The Theatre is entered through wrought iron gates and between gardens. Three statues crown the façade, which represent dance on the right, fame in the centre and music on the left by the Italian sculptor Pietro Bulgarelli. This is one of the many artists that the coffee exporters, all European descendants, hired from many western countries. The origin of the art in a monument intended to celebrate Costa Rica says a lot about the colonial mentality involved in the development of central America. Although the art came from abroad, the Renaissance style facade is built by the work of Costa Ricans.
In addition to the statues of Pietro, the facade is adorned with neoclassical statues, of the Spanish playwright Pedro Calderón de la Barca on the left, and on the right that of the German composer Ludwing van Beethoven. The statues are works of the Italian artist Adriatico Froli. The sculpture of the flutist by Jorge Jiménez Deredia stands out for its modernist type.
In the Pompeian style Lobby, a piece surrounded by the idealistic sculptures of white colonisers the sculpture “Heroes of Misery”, made by the Costa Rican Juán Ramón Bonilla stands out. The sculpture celebrates the sacrifice of the Costa Rican working class to build the theatre by paying the high taxes necessary to afford the Imported luxurious interior.
Once in the hall, the statues that represent the Comedy and the Tragedy of the Genoese sculptor Pietro Capurro are in there. Inside the second hall, the marble staircases stand out, leading to the upper floor and the Foyer. The decoration and gold plating of the lamps adorned with cupid sculptures and chandeliers stand out, both in bronze and the stands are made of marble. On the walls of its sides are the medallions of flowers and tropical fruits by Pablo Sierra.
The central ceiling piece on is the image that was also depicted in the old bill of 5 colones until 1971. Presents the effigy of President Rafael Yglesias Castro and the mural “Allegory of coffee and bananas” made by the Italian Aleardo Villa. Although it’s supposed to portray the beauty of the Caribbean coast of Costa Rica, with women picking coffee beans and bananas.

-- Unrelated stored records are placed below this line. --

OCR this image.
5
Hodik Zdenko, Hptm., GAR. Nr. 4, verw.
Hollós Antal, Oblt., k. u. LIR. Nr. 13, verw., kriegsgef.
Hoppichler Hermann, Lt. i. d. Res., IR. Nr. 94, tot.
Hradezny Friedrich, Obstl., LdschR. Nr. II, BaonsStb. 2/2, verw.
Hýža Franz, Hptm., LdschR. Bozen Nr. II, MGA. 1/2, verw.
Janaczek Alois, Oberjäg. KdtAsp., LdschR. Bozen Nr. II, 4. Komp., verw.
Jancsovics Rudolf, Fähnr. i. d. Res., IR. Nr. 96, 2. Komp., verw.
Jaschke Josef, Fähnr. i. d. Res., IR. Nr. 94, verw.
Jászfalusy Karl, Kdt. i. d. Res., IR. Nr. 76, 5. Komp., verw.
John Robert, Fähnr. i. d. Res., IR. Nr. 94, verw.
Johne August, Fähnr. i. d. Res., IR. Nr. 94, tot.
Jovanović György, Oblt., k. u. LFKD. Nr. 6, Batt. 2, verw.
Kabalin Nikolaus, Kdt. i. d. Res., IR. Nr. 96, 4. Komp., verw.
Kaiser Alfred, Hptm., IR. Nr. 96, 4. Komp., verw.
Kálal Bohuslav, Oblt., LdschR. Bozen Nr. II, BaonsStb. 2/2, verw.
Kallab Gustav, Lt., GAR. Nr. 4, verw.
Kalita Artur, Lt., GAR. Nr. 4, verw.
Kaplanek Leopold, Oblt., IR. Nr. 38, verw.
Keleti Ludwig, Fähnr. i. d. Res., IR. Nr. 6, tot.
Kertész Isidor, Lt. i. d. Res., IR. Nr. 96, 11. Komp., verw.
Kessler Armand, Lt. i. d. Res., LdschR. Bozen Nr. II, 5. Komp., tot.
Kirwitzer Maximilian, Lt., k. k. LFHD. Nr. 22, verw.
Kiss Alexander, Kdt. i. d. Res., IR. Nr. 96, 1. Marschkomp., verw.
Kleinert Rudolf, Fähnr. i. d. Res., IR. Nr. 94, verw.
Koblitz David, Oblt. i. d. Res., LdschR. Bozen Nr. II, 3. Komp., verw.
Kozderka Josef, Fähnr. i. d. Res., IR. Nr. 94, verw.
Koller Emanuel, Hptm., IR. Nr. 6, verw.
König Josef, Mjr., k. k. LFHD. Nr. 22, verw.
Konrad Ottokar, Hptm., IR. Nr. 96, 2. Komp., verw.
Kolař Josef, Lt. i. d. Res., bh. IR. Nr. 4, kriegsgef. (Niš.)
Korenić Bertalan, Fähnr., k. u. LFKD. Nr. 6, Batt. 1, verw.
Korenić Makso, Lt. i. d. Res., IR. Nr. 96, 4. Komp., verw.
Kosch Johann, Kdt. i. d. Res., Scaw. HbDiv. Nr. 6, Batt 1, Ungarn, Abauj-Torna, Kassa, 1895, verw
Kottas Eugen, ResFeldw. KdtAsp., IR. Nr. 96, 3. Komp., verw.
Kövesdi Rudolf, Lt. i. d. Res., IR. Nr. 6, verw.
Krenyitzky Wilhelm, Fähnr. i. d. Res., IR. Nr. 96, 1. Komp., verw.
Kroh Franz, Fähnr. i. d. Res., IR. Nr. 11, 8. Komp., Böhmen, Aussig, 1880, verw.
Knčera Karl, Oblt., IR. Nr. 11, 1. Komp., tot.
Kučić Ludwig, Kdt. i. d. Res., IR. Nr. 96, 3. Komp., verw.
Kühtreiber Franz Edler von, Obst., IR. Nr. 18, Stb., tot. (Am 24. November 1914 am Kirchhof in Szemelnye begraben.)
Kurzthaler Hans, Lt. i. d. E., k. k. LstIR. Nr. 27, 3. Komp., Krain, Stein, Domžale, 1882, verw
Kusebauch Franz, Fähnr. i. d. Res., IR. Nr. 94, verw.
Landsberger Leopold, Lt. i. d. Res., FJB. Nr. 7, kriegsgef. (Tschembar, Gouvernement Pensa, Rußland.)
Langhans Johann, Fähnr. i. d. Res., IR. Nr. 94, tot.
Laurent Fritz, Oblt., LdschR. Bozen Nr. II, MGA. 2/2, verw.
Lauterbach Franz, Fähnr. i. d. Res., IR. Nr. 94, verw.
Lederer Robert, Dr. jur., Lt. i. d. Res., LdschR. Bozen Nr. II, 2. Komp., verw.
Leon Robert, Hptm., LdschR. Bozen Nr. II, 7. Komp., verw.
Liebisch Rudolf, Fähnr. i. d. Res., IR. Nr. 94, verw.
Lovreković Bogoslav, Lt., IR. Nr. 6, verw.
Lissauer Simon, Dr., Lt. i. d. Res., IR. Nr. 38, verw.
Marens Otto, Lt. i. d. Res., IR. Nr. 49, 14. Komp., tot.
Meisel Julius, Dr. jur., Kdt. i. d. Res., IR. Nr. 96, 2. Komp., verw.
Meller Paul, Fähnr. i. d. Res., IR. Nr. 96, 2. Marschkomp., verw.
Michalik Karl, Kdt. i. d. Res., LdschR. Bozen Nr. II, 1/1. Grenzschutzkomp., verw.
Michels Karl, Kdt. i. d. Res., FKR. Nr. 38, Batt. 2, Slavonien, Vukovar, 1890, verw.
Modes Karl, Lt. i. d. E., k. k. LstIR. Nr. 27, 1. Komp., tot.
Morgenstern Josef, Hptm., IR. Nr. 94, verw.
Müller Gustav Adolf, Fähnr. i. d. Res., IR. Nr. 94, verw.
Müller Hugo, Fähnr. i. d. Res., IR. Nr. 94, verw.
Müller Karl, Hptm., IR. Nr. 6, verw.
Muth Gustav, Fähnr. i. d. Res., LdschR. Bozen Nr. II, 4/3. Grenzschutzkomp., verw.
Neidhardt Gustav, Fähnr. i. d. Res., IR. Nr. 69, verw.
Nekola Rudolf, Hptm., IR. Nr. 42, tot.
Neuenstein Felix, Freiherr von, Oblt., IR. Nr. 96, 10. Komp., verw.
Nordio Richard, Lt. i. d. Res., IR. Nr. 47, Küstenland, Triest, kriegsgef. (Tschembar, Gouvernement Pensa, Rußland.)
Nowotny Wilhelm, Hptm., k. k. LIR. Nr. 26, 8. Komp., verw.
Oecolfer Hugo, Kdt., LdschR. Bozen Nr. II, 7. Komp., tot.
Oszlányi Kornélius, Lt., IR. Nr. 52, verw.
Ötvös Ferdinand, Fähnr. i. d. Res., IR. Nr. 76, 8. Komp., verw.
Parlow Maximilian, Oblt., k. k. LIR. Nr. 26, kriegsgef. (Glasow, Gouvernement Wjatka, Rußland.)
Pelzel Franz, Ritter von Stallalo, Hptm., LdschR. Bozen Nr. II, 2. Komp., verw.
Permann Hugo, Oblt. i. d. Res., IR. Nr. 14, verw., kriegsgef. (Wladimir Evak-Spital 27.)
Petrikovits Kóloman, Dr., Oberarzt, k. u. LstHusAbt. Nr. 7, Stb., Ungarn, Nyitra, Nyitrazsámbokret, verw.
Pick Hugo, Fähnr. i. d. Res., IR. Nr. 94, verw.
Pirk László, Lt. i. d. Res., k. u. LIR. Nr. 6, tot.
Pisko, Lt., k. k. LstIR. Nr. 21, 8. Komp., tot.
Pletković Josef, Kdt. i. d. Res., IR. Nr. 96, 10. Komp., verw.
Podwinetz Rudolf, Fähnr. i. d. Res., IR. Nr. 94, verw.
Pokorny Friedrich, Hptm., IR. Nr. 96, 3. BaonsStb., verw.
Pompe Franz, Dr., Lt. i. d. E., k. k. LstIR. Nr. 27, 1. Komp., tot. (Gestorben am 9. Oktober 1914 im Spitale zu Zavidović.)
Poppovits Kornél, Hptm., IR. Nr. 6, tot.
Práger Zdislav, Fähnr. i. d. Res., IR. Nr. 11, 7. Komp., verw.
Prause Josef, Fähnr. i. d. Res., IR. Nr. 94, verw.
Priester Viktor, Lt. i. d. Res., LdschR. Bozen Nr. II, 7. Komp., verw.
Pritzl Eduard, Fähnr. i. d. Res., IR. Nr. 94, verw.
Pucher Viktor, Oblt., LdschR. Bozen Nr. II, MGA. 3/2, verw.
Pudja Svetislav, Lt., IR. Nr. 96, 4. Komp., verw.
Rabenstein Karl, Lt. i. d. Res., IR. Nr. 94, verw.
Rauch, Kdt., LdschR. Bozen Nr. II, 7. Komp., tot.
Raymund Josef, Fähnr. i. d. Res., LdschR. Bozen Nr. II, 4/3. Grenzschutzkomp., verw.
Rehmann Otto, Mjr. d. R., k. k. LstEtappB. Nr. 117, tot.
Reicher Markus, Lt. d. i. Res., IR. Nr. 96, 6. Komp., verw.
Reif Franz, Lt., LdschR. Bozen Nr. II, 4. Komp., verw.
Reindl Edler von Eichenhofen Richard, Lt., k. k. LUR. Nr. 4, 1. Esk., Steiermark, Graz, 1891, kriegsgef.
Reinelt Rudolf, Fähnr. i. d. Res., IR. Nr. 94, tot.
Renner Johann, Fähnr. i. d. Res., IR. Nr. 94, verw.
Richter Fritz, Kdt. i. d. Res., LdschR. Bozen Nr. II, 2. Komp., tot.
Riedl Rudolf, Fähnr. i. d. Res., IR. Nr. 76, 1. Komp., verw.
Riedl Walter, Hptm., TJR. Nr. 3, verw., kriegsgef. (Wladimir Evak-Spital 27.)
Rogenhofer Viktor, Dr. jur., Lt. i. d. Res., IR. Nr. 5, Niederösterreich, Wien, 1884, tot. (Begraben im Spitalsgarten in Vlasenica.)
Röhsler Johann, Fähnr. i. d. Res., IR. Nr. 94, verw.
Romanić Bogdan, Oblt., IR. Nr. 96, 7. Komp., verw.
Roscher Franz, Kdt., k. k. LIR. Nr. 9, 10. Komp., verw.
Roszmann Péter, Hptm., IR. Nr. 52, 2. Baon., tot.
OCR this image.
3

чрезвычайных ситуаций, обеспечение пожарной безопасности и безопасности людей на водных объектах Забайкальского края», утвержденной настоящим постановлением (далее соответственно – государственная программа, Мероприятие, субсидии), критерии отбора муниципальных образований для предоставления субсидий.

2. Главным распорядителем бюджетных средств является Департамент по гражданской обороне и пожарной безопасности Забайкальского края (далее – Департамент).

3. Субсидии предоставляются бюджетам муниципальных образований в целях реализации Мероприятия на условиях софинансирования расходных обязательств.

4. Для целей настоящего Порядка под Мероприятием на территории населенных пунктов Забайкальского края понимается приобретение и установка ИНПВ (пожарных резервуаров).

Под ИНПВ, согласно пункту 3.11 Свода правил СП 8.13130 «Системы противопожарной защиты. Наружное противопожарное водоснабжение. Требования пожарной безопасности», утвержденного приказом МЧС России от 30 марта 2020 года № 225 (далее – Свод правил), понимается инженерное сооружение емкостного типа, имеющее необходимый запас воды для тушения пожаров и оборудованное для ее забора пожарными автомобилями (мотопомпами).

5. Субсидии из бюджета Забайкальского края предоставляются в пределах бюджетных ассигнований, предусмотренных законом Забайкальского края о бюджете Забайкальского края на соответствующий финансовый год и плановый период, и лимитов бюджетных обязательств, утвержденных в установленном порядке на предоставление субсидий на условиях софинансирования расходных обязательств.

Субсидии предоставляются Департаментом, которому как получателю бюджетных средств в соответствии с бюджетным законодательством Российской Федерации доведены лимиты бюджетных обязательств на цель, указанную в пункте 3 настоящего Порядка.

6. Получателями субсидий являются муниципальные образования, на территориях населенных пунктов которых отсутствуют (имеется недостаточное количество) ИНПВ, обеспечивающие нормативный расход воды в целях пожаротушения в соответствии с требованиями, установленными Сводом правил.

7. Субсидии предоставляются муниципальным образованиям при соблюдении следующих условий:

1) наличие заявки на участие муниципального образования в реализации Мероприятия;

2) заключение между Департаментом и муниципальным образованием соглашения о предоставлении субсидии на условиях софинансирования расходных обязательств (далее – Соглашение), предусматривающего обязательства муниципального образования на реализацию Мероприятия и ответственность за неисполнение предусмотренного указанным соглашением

However, this is a quite idealised and white-washed image of the country.
The coffee pickers do so in a way that looks nothing like it’s supposed to, and the women in the painting all have olive skin and clothes that belong in a landscape of an Italian city. The bananas in the picture grow from the wrong side, as in reality, they grow upside-down. This comes as no surprise when we learn that the artist had never been in Costa Rica at all. “Costa Rican nationals, or “Ticos”, notice these details straight away, as this looks nothing like the country they grew up in” says Johnny Vargas Hernandez, Ticket Office Manager and theatre guide. At the entrance of the second floor there are three medallions that symbolise Commerce, Art and Industry made by the Spaniard Tomás Povedano.
The Foyer is for many the most beautiful place in the Theatre. Among the highlights is its precious wood floor coming from the Costa Rican rainforests, one of the few left due to the ban of wood production in protected areas. Today, at the entrance to the Foyer you can see the original statue of Fame that until 1991 crowned the facade of the theatre but, like the other two, had to be replaced because it was being affected by environmental pollution.
The auditorium of the National Theatre owes its style to the 19th century opera house. The ceiling displays a masterpiece by the Italian painter Roberto Fontana, made in 1897. A huge chandelier hangs from the centre. Finally, the floor has a mechanism that allows it to be raised to stage level to be used for receptions or conferences.
The eclectic mix of Latin- American elements and European crafts along with the multitude of styles used, reflect the Costa Rican culture perfectly. Both the good and the bad. The fact that the government preserved this building and educate people in the origins of it leaves visitors not only admiring the architecture and the art, but also reflecting on the effects of colonisation in Central America.